Man fails to set aside compromise of taxation of costs despite drunkenness from allergy tablets

A man took 5 times his usual dose of phenergan before a mediation in a Costs Court matter in which he sought to tax his former solicitor’s fees.  Represented by a solicitor, he settled the taxation.  It is an interesting footnote that the man’s solicitor was from the rather wonderfully named Coolabah Law Chambers, and is described on the firm’s website as follows:

‘Although Jeff has sincere respect for the Bench, he is not afraid to argue and fight for his clients.  Jeff believes that each of his clients must be properly represented and must receive a ‘fair go’.  To appreciate Jeff’s keenness one has only to learn of one occasion when, during his closing address to the jury, Jeff performed an impersonation of Austin Powers in “The Spy Who Shagged Me”.  Jeff’s client was successful in that case!’

The man applied, unrepresented, to the Costs Court to have it set aside on the basis of the solicitor respondent to the taxation had taken unconscientious advantage of his phenergan intoxication in procuring the settlement.  The Costs Court referred the question to the Practice Court.

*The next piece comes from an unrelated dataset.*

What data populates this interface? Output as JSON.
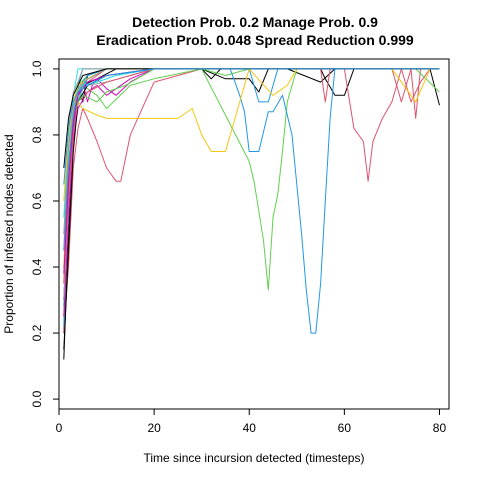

The Practice Court considered whether the determination of a mixed question of fact and law was one which could be the subject of a referral by the Costs Judge for ‘directions’ to a judge of the trial division under r. 63.51.  Bell J said it could.

But his Honour ruled that the Costs Court did not have jurisdiction to hear that question and so made the man commence a fresh Supreme Court proceeding for a declaration: [2015] VSC 417.  Bell J found that the Costs Court is a ‘statutory court of limited jurisdiction’.  That is interesting because presumably when the same work was done by the Taxing Master, the Supreme Court itself would have been exercising its unlimited jurisdiction so the creation of this Costs Court has complicated things.

Bell J found that the Costs Court did not have jurisdiction and so could not refer the proceeding to the Practice Court. The question which, on one characterisation, was whether the Costs Court should enforce a settlement of a Costs Court proceeding at a mediation ordered by the Costs Court was not one arising in the course of ‘assessment, settling, taxation or review of costs’ and so not within the Costs Court’s jurisdiction as described in s. 17D of the Supreme Court Act 1986.  Not even within the grant of such additional power to the Costs Court as is necessary to do its job in sub-s. (2).  Emerton J’s decision in Gadens Lawyers v Beba Enterprises [2012] VSC 519 about the Costs Court’s jurisdiction was not cited to Bell J, who reasoned:

‘It is true that, in the circumstances of the present case, the issues raised by the application to set aside the agreement are connected with the ‘assessment, settling, taxation or review of costs’ because, in great part, the agreement settled the issues relating to those matters in the Costs Court.  But a connection with those matters is not enough.  The issues must actually relate to those matters.  The issue is not that the set-aside application raises substantive issues of mixed fact and law, which it does, but that those issues do not relate to the ‘assessment, settling, taxation or review of costs’.’

So the man duly commenced a new proceeding which a judge of the Court referred back, perhaps a little paradoxically, to an Associate Justice who was not the Costs Judge for determination.  If you’re expecting a happy ending for the doughty self-represented client-plaintiff after this procedural buffeting, I can’t help you.  Derham AsJ found that the solicitors had been ignorant of any excema-related intoxication under which the plaintiff laboured and dismissed his application to set aside the settlement: EO v Bolton & Swan Pty Ltd [2016] VSC 91.